Ansys Mechanical Thermal SimulationOne-day course
This course provides an introduction to thermal modeling capabilities in Ansys Mechanical. Ansys Mechanical handles conduction and radiation heat transfer including calculation of view factors for surface-to-surface radiation. Mechanical also handles convection heat transfer, primarily as a boundary condition based on a heat transfer coefficient and a bulk temperature. Material properties and heat transfer coefficients can be temperature-dependent.
This course is entirely workshop-based with no dedicated lecture component and takes place over a single day. The emphasis is placed on the creation and solution of practical thermal analyses rather than detailed presentation of heat transfer theory. The goal is to introduce the most important tools for heat transfer analysis and to show best practices for modeling common heat transfer problem types.
This is an advanced course, and attendees are expected to be comfortable with the basics of Ansys Workbench and Mechanical. It is recommended that attendees complete DRD’s Introduction to Ansys Mechanical course prior to attending this course. Engineers already proficient with Ansys Mechanical also have the course prerequisite.
Workshop 1 – Hazardous Material Cabinet Subjected to Steady Temperature Load
In this workshop we model steady-state heat transfer in a hazardous material enclosure. This simplified analysis incorporates convection with the environment as well as internal conduction in a multi-part assembly. We introduce techniques for estimating and assigning convection coefficients based on the temperature difference between the fluid and the convection surface. Temperature-dependent material properties are created and assigned.
Workshop 2 – Parallel Plates with Radiation Heat Transfer
In this workshop we introduce radiation heat transfer. We compare the results from using radiation boundary conditions in FEA with hand calculations for a case of two parallel plates of known temperature.
Workshop 3 – Hazardous Material Cabinet Thermal Analysis with Radiation
In this workshop we continue Workshop 1 by adding radiation to the model, which allows heat to be transferred to and from an internal cylinder containing hazardous materials.
Workshop 4 – Hazardous Material Cabinet Subjected to Fire
In this workshop we continue the analysis on the hazardous material cabinet, this time performing a transient thermal analysis in order to observe the temperatures of the materials after the exterior is exposed to fire.
Workshop 5 – Antenna Subjected to Solar Loads and Thermal Stress
In this workshop we model solar radiation using an MAPDL Commands object. We also defeature components that are not important to a thermal analysis, then map the results from the defeatured thermal model onto a full-featured structural model in order to perform a thermal stress analysis.
Workshop 6 – Heat Transfer Analysis of an Electronics Enclosure
In this workshop we demonstrate two uses of contact resistance: accounting for imperfect contact and modeling thin bodies with a specified resistance in the thickness direction.
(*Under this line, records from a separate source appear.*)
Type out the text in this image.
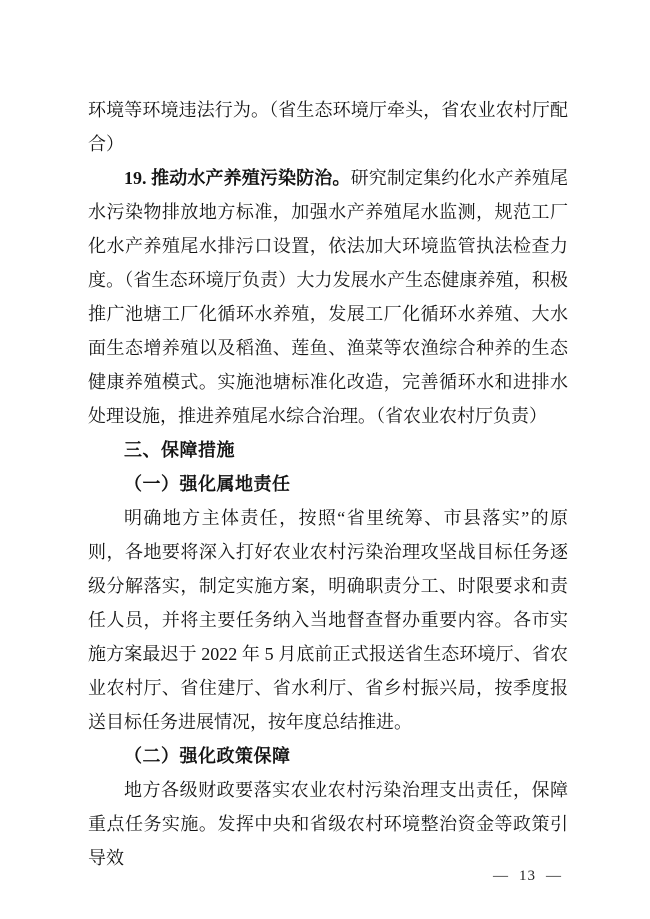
环境等环境违法行为。（省生态环境厅牵头，省农业农村厅配合）

19. 推动水产养殖污染防治。研究制定集约化水产养殖尾水污染物排放地方标准，加强水产养殖尾水监测，规范工厂化水产养殖尾水排污口设置，依法加大环境监管执法检查力度。（省生态环境厅负责）大力发展水产生态健康养殖，积极推广池塘工厂化循环水养殖，发展工厂化循环水养殖、大水面生态增养殖以及稻渔、莲鱼、渔菜等农渔综合种养的生态健康养殖模式。实施池塘标准化改造，完善循环水和进排水处理设施，推进养殖尾水综合治理。（省农业农村厅负责）

三、保障措施

（一）强化属地责任

明确地方主体责任，按照“省里统筹、市县落实”的原则，各地要将深入打好农业农村污染治理攻坚战目标任务逐级分解落实，制定实施方案，明确职责分工、时限要求和责任人员，并将主要任务纳入当地督查督办重要内容。各市实施方案最迟于 2022 年 5 月底前正式报送省生态环境厅、省农业农村厅、省住建厅、省水利厅、省乡村振兴局，按季度报送目标任务进展情况，按年度总结推进。

（二）强化政策保障

地方各级财政要落实农业农村污染治理支出责任，保障重点任务实施。发挥中央和省级农村环境整治资金等政策引导效

— 13 —
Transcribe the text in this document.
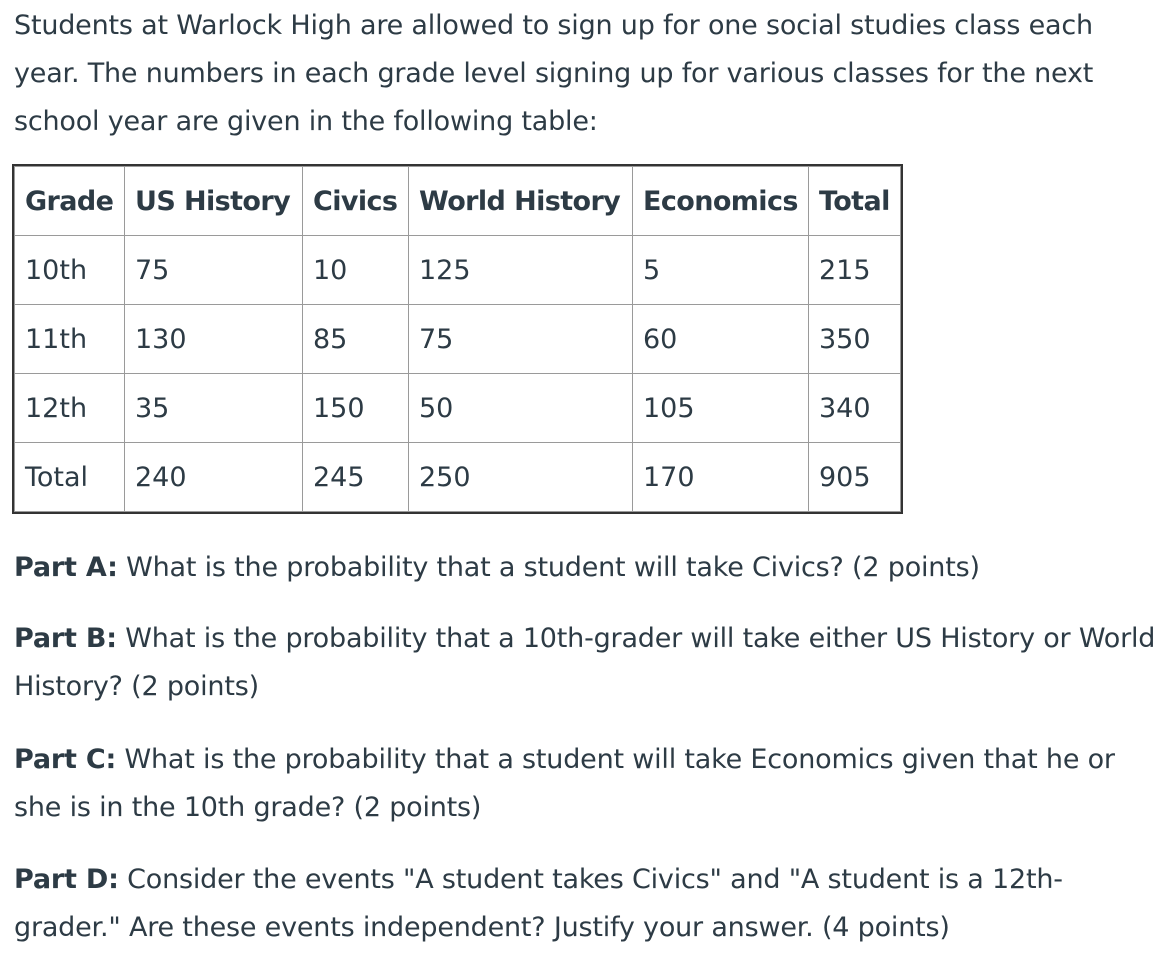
Students at Warlock High are allowed to sign up for one social studies class each year. The numbers in each grade level signing up for various classes for the next school year are given in the following table:

Grade	US History	Civics	World History	Economics	Total
10th	75	10	125	5	215
11th	130	85	75	60	350
12th	35	150	50	105	340
Total	240	245	250	170	905

Part A: What is the probability that a student will take Civics? (2 points)

Part B: What is the probability that a 10th-grader will take either US History or World History? (2 points)

Part C: What is the probability that a student will take Economics given that he or she is in the 10th grade? (2 points)

Part D: Consider the events "A student takes Civics" and "A student is a 12th-grader." Are these events independent? Justify your answer. (4 points)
Workshop 7 – Effect of Exhaust Radiation Shield on Windshield
In this workshop we examine how a radiation shield surrounding a high-temperature exhaust pipe affects a nearby windshield.
Workshop 8 – Thermal Analysis of Fuel Injection Nozzle with Fluid Flow
In this workshop we use Thermal Fluid elements to model fluid flow through a nozzle. The thermal analysis accounts for convection heat transfer between the fluid and the nozzle, as well as a specified mass flow rate of the fluid.
Workshop 9 – Heat Transfer in a Cabinet with Internal Convection
This workshop is designed to provide students with practice modeling assemblies. We read the assembly into Mechanical and perform static stress analysis using default bonded contact to hold the parts together. We then use model branching to make a new version of the model, which has no separation contact instead of bonded contact for some of the connections, and we compare the behavior of the models with bonded and no separation contact in the connections.
Workshop A – Radiation Heat Transfer from Exhaust Pipe to Gas Tank
In this appendix workshop, we give students the opportunity to practice setting up a heat transfer model without detailed instructions. The goal is to evaluate whether radiation from the exhaust pipe will bring the fuel tank to an unsafe temperature.